This entry introduces two projects/websites developed by the Global Footprint Network (GFN).
First is the Ecological Footprint Calculator, a comprehensive sustainability metric that represents the core of Global Footprint Network’s activities. The Calculator was created by Mathis Wackernagel and William Rees in the early 1990s as part of Wackernagel’s PhD research at the University of British Columbia.
Over the years, the Ecological Footprint concept has been refined methodologically and popularized through countless educational and awareness raising efforts. According to GFN, the Ecological Footprint continues to be the only metric that comprehensively compares human demand on nature against nature’s capacity to regenerate. Since its inception, GFN has calculated Footprints of countries for each year UN data is available. Currently this means from 1961 to 2014.
More recently the GFN network introduced another metric, called the Earth Overshoot Day. This metric is based on the data from the Ecological Footprint and calculates the day in the year on which we crossed the sustainability threshold for our planet. In 2018 that day was August 1st. The concept of Earth Overshoot Day has been used in many public campaigns that aimed to raise the awareness about sustainability challenges (including climate change) that are grounded in broader and more complex issues than merely rising CO2 emissions.
The websites listed in this entry provide a comprehensive set of sustainability-related data that is presented in very clear, accessible and communicable ways. The methodology of metrics is explained and country-specific data is available for all countries of the world.
The data available can be used to help build arguments for the need (and urgency) of sustainability-related action (in different national contexts) and the value of education in addressing these issues. Using the Ecological Footprint Calculator and Overshoot data can help introduce sustainability challenges to new audiences (and potential new partners), as well as to media and policy makers.

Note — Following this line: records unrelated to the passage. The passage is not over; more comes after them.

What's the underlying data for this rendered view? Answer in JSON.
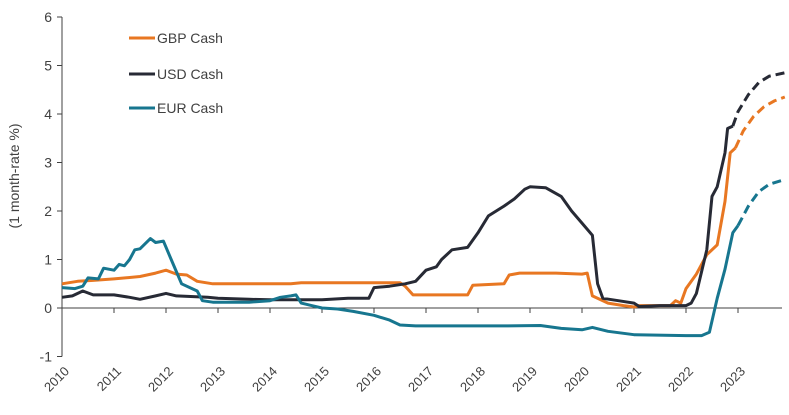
{
  "chart_data": {
    "type": "line",
    "title": "",
    "xlabel": "",
    "ylabel": "(1 month-rate %)",
    "xlim": [
      2010,
      2023.9
    ],
    "ylim": [
      -1,
      6
    ],
    "yticks": [
      -1,
      0,
      1,
      2,
      3,
      4,
      5,
      6
    ],
    "xticks": [
      "2010",
      "2011",
      "2012",
      "2013",
      "2014",
      "2015",
      "2016",
      "2017",
      "2018",
      "2019",
      "2020",
      "2021",
      "2022",
      "2023"
    ],
    "grid": false,
    "legend_position": "top-left",
    "series": [
      {
        "name": "GBP Cash",
        "color": "#E87722",
        "actual": [
          [
            2010,
            0.5
          ],
          [
            2010.3,
            0.55
          ],
          [
            2010.6,
            0.57
          ],
          [
            2011,
            0.6
          ],
          [
            2011.5,
            0.65
          ],
          [
            2011.8,
            0.72
          ],
          [
            2012.0,
            0.78
          ],
          [
            2012.2,
            0.7
          ],
          [
            2012.4,
            0.68
          ],
          [
            2012.6,
            0.55
          ],
          [
            2012.9,
            0.5
          ],
          [
            2014.4,
            0.5
          ],
          [
            2014.6,
            0.52
          ],
          [
            2016.5,
            0.52
          ],
          [
            2016.6,
            0.45
          ],
          [
            2016.75,
            0.27
          ],
          [
            2017.8,
            0.27
          ],
          [
            2017.9,
            0.47
          ],
          [
            2018.5,
            0.5
          ],
          [
            2018.6,
            0.68
          ],
          [
            2018.8,
            0.72
          ],
          [
            2019.5,
            0.72
          ],
          [
            2020.0,
            0.7
          ],
          [
            2020.1,
            0.72
          ],
          [
            2020.2,
            0.25
          ],
          [
            2020.5,
            0.1
          ],
          [
            2020.8,
            0.05
          ],
          [
            2021.0,
            0.02
          ],
          [
            2021.1,
            0.05
          ],
          [
            2021.7,
            0.05
          ],
          [
            2021.8,
            0.15
          ],
          [
            2021.9,
            0.1
          ],
          [
            2022.0,
            0.4
          ],
          [
            2022.2,
            0.7
          ],
          [
            2022.4,
            1.1
          ],
          [
            2022.6,
            1.3
          ],
          [
            2022.75,
            2.2
          ],
          [
            2022.85,
            3.2
          ],
          [
            2022.95,
            3.3
          ]
        ],
        "forecast": [
          [
            2022.95,
            3.3
          ],
          [
            2023.1,
            3.65
          ],
          [
            2023.3,
            3.95
          ],
          [
            2023.5,
            4.15
          ],
          [
            2023.7,
            4.27
          ],
          [
            2023.9,
            4.35
          ]
        ]
      },
      {
        "name": "USD Cash",
        "color": "#272A35",
        "actual": [
          [
            2010,
            0.22
          ],
          [
            2010.2,
            0.25
          ],
          [
            2010.4,
            0.35
          ],
          [
            2010.6,
            0.27
          ],
          [
            2011.0,
            0.27
          ],
          [
            2011.3,
            0.22
          ],
          [
            2011.5,
            0.18
          ],
          [
            2011.8,
            0.25
          ],
          [
            2012.0,
            0.3
          ],
          [
            2012.2,
            0.25
          ],
          [
            2012.8,
            0.22
          ],
          [
            2013.0,
            0.2
          ],
          [
            2013.6,
            0.18
          ],
          [
            2014.0,
            0.17
          ],
          [
            2015.0,
            0.17
          ],
          [
            2015.5,
            0.2
          ],
          [
            2015.9,
            0.2
          ],
          [
            2016.0,
            0.42
          ],
          [
            2016.3,
            0.45
          ],
          [
            2016.6,
            0.5
          ],
          [
            2016.8,
            0.55
          ],
          [
            2017.0,
            0.78
          ],
          [
            2017.2,
            0.85
          ],
          [
            2017.3,
            1.0
          ],
          [
            2017.5,
            1.2
          ],
          [
            2017.8,
            1.25
          ],
          [
            2018.0,
            1.55
          ],
          [
            2018.2,
            1.9
          ],
          [
            2018.5,
            2.1
          ],
          [
            2018.7,
            2.25
          ],
          [
            2018.9,
            2.45
          ],
          [
            2019.0,
            2.5
          ],
          [
            2019.3,
            2.48
          ],
          [
            2019.6,
            2.3
          ],
          [
            2019.8,
            2.0
          ],
          [
            2020.0,
            1.75
          ],
          [
            2020.2,
            1.5
          ],
          [
            2020.3,
            0.5
          ],
          [
            2020.4,
            0.2
          ],
          [
            2020.7,
            0.15
          ],
          [
            2021.0,
            0.1
          ],
          [
            2021.1,
            0.03
          ],
          [
            2021.5,
            0.05
          ],
          [
            2022.0,
            0.05
          ],
          [
            2022.1,
            0.1
          ],
          [
            2022.2,
            0.3
          ],
          [
            2022.4,
            1.2
          ],
          [
            2022.5,
            2.3
          ],
          [
            2022.6,
            2.5
          ],
          [
            2022.75,
            3.2
          ],
          [
            2022.8,
            3.7
          ],
          [
            2022.9,
            3.75
          ]
        ],
        "forecast": [
          [
            2022.9,
            3.75
          ],
          [
            2023.0,
            4.05
          ],
          [
            2023.2,
            4.4
          ],
          [
            2023.4,
            4.65
          ],
          [
            2023.6,
            4.78
          ],
          [
            2023.9,
            4.85
          ]
        ]
      },
      {
        "name": "EUR Cash",
        "color": "#17768F",
        "actual": [
          [
            2010,
            0.42
          ],
          [
            2010.25,
            0.4
          ],
          [
            2010.4,
            0.45
          ],
          [
            2010.5,
            0.62
          ],
          [
            2010.7,
            0.6
          ],
          [
            2010.8,
            0.82
          ],
          [
            2011.0,
            0.78
          ],
          [
            2011.1,
            0.9
          ],
          [
            2011.2,
            0.87
          ],
          [
            2011.3,
            1.0
          ],
          [
            2011.4,
            1.2
          ],
          [
            2011.5,
            1.22
          ],
          [
            2011.7,
            1.43
          ],
          [
            2011.8,
            1.35
          ],
          [
            2011.95,
            1.38
          ],
          [
            2012.1,
            1.0
          ],
          [
            2012.3,
            0.5
          ],
          [
            2012.5,
            0.4
          ],
          [
            2012.6,
            0.35
          ],
          [
            2012.7,
            0.15
          ],
          [
            2012.9,
            0.12
          ],
          [
            2013.6,
            0.12
          ],
          [
            2014.0,
            0.15
          ],
          [
            2014.2,
            0.22
          ],
          [
            2014.4,
            0.25
          ],
          [
            2014.5,
            0.27
          ],
          [
            2014.6,
            0.1
          ],
          [
            2014.8,
            0.05
          ],
          [
            2015.0,
            0.0
          ],
          [
            2015.3,
            -0.02
          ],
          [
            2015.6,
            -0.07
          ],
          [
            2016.0,
            -0.15
          ],
          [
            2016.3,
            -0.25
          ],
          [
            2016.5,
            -0.35
          ],
          [
            2016.8,
            -0.37
          ],
          [
            2017.5,
            -0.37
          ],
          [
            2018.5,
            -0.37
          ],
          [
            2019.2,
            -0.36
          ],
          [
            2019.6,
            -0.42
          ],
          [
            2020.0,
            -0.45
          ],
          [
            2020.2,
            -0.4
          ],
          [
            2020.5,
            -0.48
          ],
          [
            2021.0,
            -0.55
          ],
          [
            2022.0,
            -0.57
          ],
          [
            2022.3,
            -0.57
          ],
          [
            2022.45,
            -0.5
          ],
          [
            2022.6,
            0.2
          ],
          [
            2022.75,
            0.8
          ],
          [
            2022.85,
            1.3
          ],
          [
            2022.9,
            1.55
          ],
          [
            2023.0,
            1.7
          ]
        ],
        "forecast": [
          [
            2023.0,
            1.7
          ],
          [
            2023.2,
            2.1
          ],
          [
            2023.4,
            2.4
          ],
          [
            2023.6,
            2.55
          ],
          [
            2023.9,
            2.65
          ]
        ]
      }
    ]
  }
}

Although the proposed solutions (reduced energy use, better planning of new infrastructure, use of public transport, reduction in meat consumption etc.) do not address structural causes of problems, nor can they be expected to suffice as mitigation efforts (without a complete re-imagination of the existing global political economy), the data available can be used also to mobilize conversations about appropriateness, adequacy and depth of our imagined solutions to mounting problems.